Zihinleri bilgisayarlara yüklemek yalnızca teknik açıdan imkânsız değildir—bu düşüncenin tamamı, bilince ve gerçeklikteki yerimize dair derin bir yanlış anlamaya dayanır. Kant, Heisenberg ve Borges’in felsefeleri arasındaki ilişkileri inceleyen son kitabında William Egginton bu görüşü savunur. Zihinler ile kara deliklerin içindeki uzay-zaman tekillikleri arasında bir paralellik kuran Egginton, böyle şeyleri bilmeye çalışmanın, yalnızca görünüşleri aşarak şeylerin kendinde gerçekliğine ulaşma çabası olduğunu—ve bunun boşuna bir girişim olduğunu—ileri sürer. Ve eğer zihinler gerçekten bilinemiyorsa, elbette kopyalanamaz ya da bilgisayarlara yüklenemez. Sibernetik ölümsüzlüğü hedefleyen Ray Kurzweil ve Dmitry Itskov gibi fütüristler, metafizik bir serabın peşinden koşmaktadır.

Zihinleri Yüklemek

Filozoflar sıklıkla bilinçten bir problemmiş gibi söz ederler. Hatta daha iyisi, iki problem: biri kolay, diğeri zor. Sözde kolay olan (psikolog Steven Pinker’ın şakayla karışık Mars’a gitmek kadar kolay olduğunu söylediği) yalnızca beynin, yargılama, karar verme, kararları dil yoluyla iletme ve bunlara göre hareket etme gibi insan zekâsıyla ilişkilendirdiğimiz karmaşık görevleri yerine getirmek üzere nasıl evrimleştiğini açıklamayı içerir. Buna karşılık, zor problem, beynin, canlı olmanın her yönüyle ilişkilendirdiğimiz deneyimleri nasıl ürettiğini açıklamayı amaçlar: renklerin, seslerin, tatların duyumları ya da burada ve şimdi var olan ve ne yapacağına veya nereye gideceğine karar vermesi gereken biri olma deneyimi. Bazı filozoflar, tüm bunları açıklamanın ne denli zor bir görev olduğunu görüp ellerini havaya kaldırarak pes etmişlerdir; diğerleri ise bu görevi bir kenara bırakmış ve ortada bir problem olduğu fikrini en baştan inkâr etmişlerdir. Bu konuyu ciddiye almaya karar verenler içinse, korku, bilim kurgu ve fantezi türlerinin, insan deneyiminin gerçekte neye dayandığını anlamaya yönelik düşünce deneylerinin sahnesi hâline geldiği tuhaf bir araştırma türü ortaya çıkmıştır.

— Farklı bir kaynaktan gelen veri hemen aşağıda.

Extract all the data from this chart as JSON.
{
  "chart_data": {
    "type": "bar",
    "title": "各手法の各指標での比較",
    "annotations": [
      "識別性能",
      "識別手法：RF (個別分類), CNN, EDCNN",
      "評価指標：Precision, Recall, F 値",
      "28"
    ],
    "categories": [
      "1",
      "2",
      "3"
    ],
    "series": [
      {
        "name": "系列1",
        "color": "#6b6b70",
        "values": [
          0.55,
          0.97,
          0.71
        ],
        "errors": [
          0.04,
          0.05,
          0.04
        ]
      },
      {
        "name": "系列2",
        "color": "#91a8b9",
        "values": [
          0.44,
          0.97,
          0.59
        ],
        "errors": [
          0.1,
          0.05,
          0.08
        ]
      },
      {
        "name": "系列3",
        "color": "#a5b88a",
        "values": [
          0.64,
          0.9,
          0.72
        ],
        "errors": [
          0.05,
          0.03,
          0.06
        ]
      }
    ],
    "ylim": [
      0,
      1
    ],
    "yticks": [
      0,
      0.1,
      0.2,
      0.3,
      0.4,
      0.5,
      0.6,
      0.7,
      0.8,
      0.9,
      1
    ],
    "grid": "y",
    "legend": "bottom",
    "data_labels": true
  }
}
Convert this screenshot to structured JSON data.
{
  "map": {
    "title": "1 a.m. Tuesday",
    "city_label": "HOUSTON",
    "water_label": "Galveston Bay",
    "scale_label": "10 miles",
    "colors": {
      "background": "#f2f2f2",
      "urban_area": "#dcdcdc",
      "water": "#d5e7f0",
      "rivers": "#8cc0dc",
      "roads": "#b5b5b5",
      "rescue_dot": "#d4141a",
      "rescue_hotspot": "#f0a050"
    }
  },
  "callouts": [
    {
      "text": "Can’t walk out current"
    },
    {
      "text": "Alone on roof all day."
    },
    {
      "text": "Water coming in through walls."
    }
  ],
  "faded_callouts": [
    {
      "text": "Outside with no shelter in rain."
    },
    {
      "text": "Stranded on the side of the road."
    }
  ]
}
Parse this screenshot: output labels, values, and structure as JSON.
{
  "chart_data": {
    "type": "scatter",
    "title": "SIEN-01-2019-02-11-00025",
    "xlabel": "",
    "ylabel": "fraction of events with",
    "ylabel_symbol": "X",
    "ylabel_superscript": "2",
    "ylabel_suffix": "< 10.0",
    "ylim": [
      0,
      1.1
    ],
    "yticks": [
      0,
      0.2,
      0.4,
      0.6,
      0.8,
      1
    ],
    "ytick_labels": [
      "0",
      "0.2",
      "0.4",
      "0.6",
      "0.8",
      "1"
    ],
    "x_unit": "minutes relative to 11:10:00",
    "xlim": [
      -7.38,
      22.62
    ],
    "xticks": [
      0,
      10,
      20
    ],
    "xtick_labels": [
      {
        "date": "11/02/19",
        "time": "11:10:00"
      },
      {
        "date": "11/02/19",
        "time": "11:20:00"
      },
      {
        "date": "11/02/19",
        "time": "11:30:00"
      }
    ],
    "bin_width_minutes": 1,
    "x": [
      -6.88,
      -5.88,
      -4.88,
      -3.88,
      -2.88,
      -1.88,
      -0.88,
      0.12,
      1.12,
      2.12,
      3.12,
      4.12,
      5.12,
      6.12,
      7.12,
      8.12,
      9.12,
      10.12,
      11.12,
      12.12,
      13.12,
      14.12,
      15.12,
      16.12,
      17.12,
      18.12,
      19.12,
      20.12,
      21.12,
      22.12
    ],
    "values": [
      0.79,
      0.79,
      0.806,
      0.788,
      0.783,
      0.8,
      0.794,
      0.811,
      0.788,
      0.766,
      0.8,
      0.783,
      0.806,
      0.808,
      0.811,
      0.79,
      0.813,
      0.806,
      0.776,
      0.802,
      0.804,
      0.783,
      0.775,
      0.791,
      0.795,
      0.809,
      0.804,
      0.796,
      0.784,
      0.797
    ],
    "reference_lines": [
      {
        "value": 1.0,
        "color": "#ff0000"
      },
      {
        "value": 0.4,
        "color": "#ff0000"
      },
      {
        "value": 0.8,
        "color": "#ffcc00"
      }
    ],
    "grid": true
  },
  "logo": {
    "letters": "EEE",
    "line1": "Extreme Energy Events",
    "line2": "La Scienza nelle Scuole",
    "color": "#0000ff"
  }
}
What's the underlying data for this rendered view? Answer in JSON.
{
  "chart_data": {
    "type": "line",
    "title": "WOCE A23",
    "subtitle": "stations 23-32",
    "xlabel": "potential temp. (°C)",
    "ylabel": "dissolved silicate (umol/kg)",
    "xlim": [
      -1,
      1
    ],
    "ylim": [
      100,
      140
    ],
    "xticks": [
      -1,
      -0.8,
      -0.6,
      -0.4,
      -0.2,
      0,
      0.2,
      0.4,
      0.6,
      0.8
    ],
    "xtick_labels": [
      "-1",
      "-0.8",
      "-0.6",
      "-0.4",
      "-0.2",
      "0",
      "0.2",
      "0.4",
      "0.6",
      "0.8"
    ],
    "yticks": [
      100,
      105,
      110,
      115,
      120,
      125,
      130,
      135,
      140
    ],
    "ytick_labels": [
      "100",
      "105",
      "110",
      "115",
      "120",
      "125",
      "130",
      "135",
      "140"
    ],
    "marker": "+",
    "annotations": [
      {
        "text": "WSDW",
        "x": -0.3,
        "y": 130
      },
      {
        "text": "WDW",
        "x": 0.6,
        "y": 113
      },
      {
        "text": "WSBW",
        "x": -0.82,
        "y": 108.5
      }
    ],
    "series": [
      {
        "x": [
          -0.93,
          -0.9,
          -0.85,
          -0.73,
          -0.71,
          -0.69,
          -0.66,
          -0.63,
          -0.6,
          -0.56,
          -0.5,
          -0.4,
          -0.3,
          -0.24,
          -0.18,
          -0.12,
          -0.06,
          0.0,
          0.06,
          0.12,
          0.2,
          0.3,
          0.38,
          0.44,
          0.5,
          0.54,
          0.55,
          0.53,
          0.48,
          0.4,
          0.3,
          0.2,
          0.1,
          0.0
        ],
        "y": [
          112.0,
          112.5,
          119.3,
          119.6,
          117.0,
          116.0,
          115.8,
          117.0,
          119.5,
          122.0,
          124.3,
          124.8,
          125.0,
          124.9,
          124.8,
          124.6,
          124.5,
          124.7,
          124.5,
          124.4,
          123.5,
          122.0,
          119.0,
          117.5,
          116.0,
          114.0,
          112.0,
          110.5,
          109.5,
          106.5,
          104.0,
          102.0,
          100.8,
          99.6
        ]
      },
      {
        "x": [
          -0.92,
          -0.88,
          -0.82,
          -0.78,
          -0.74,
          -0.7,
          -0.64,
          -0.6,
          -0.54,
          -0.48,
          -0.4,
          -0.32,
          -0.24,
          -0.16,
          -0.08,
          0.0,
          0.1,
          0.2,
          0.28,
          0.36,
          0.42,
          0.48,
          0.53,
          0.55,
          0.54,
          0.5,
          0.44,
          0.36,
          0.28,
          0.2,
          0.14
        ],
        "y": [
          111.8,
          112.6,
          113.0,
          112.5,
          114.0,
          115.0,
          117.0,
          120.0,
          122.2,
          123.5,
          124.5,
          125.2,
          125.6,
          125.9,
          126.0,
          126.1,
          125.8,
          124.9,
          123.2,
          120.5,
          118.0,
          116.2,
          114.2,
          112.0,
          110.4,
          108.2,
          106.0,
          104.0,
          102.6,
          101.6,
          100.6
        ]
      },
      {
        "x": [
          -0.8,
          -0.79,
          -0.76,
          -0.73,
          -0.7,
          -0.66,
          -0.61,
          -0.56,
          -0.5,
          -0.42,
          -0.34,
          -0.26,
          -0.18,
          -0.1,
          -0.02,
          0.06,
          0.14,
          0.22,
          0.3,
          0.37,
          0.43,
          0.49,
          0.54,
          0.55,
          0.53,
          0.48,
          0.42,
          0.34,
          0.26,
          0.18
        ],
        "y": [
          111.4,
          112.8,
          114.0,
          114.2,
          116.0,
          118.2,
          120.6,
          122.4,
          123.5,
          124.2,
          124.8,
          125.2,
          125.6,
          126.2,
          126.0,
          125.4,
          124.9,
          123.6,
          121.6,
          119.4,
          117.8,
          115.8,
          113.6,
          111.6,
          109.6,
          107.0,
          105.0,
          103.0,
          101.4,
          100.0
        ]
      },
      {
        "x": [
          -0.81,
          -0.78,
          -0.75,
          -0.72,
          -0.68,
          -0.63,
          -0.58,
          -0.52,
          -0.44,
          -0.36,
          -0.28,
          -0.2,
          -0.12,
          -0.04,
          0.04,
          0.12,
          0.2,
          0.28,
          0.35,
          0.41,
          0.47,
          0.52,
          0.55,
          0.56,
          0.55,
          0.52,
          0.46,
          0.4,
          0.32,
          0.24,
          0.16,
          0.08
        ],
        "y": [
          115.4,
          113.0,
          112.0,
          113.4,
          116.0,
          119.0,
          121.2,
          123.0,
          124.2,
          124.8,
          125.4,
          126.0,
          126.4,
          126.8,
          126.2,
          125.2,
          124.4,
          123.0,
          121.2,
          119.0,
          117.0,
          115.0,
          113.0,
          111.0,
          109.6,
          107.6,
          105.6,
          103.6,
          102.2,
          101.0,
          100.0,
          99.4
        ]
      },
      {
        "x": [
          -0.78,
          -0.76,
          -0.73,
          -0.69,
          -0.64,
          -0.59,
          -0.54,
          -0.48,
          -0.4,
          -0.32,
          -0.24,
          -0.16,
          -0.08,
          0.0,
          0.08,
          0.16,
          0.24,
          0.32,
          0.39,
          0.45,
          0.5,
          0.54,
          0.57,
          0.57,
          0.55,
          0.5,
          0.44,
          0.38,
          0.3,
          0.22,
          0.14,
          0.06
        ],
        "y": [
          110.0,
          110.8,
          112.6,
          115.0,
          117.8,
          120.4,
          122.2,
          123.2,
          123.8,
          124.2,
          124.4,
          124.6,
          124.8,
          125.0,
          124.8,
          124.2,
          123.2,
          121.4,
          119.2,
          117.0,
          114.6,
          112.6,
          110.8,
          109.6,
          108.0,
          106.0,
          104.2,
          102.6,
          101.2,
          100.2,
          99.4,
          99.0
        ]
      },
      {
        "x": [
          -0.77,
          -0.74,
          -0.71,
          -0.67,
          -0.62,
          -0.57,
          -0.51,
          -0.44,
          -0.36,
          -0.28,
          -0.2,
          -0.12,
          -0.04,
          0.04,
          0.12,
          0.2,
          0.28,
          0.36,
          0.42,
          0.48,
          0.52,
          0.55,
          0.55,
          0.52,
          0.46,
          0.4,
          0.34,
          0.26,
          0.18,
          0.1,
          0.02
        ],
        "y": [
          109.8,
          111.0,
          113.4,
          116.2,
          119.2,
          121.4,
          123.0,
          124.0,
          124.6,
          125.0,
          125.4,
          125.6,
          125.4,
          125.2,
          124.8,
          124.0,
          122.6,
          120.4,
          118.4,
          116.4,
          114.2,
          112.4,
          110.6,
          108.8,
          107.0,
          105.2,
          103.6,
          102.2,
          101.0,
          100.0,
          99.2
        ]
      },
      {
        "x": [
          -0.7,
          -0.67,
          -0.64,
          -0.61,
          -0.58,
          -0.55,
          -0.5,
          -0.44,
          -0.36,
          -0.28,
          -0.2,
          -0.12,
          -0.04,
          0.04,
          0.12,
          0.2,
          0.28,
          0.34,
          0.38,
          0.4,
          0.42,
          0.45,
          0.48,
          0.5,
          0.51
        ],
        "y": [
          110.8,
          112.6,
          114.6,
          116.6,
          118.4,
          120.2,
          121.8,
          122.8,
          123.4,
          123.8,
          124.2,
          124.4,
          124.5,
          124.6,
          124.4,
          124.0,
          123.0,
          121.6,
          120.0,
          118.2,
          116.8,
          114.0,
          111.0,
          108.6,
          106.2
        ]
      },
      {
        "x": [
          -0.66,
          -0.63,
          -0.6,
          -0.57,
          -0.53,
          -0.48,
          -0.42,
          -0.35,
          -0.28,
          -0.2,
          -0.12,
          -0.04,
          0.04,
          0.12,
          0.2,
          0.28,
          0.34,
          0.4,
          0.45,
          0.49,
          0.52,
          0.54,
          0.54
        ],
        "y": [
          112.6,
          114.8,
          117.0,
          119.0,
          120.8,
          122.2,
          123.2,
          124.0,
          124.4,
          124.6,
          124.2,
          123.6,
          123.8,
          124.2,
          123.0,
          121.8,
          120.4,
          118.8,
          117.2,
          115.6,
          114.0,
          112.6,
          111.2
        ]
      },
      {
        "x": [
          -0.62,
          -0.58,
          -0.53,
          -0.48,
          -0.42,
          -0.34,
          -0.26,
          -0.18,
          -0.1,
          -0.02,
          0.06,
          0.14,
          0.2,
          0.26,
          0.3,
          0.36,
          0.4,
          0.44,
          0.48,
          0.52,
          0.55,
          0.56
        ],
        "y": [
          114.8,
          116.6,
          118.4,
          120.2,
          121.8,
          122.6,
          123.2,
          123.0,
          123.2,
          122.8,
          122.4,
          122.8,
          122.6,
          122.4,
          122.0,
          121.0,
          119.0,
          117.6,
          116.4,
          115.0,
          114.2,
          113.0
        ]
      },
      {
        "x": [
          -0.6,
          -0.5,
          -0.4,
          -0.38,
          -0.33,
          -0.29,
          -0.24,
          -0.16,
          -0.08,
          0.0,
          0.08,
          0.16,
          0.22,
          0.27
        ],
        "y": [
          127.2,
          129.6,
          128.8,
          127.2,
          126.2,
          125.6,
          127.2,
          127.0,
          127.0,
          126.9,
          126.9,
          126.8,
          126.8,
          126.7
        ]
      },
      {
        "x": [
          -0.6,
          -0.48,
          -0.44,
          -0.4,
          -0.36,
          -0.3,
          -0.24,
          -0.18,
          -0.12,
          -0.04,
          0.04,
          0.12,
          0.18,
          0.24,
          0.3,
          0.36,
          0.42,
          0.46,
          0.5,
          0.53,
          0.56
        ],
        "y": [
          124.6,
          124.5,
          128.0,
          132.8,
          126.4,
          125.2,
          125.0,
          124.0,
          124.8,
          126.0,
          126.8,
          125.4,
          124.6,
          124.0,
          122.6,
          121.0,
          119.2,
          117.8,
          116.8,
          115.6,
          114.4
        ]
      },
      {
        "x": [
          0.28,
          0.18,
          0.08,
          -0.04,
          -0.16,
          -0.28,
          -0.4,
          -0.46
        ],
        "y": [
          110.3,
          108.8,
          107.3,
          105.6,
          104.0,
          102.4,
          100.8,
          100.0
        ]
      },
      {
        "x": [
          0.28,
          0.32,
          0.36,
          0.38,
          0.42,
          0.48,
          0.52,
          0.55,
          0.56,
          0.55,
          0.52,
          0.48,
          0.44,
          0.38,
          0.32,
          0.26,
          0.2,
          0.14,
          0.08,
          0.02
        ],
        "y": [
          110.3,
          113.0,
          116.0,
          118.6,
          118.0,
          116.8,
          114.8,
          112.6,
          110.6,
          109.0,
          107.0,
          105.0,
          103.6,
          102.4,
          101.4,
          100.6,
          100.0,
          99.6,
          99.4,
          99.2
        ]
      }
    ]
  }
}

Bu düşünsel uğraşlarda sıkça karşılaşılan bir anlatı kalıbı, benim dünyayı birinci şahıs olarak deneyimlememin bedenimden aktarılabilir bir şey olabileceği fikridir. Elbette bu düşünce ne yenidir ne de bilim kurgu aracılığıyla bilinç hakkında spekülasyon yapan filozoflarla sınırlıdır. Aynı kibir, ruhun ölümsüzlüğü ve reenkarnasyona dair eski ve güncel dini inançlara da hayat vermektedir. Platon’un Phaedo adlı diyalogunda, Sokrates’in kendi ruhunun ölümünden sonra da varlığını sürdüreceğine inandığını öğreniriz. Bu düşüncenin daha yeni bir tezahürü, bilinci saf bilgi olarak hayal eder—ölmeden önce yazılıma kodlanıp bir ana bilgisayara yüklenebilecek ve böylece yaşamı süresiz biçimde uzatabilecek bir şey olarak. Nitekim, insanlarla makinelerin birleştiği o yaklaşmakta olan an için “tekillik” kelimesinin kullanımını popüler hâle getiren fütürist Ray Kurzweil’in, böyle bir arayüz mümkün olur olmaz anılarını yüklemeyi planladığı bildiriliyor. Kurzweil, babasının bir yapay zekâ versiyonunu da yaratmış durumda ve bu versiyon her ne kadar nispeten ilkel bir biçimde olsa da, onun mezarın ötesinde babasıyla bir tür ilişki yaşamasına imkân tanıdığını iddia ediyor. Ancak, varoluşun birinci şahıs deneyimini tamamen açıklayabileceğimiz, yeniden üretebileceğimiz, erişebileceğimiz ya da bedenler arasında aktarabileceğimiz bir şey olarak düşünmek, Kurzweil’in bel bağladığı türden değil, bambaşka bir türde bir tekillik gerektirir.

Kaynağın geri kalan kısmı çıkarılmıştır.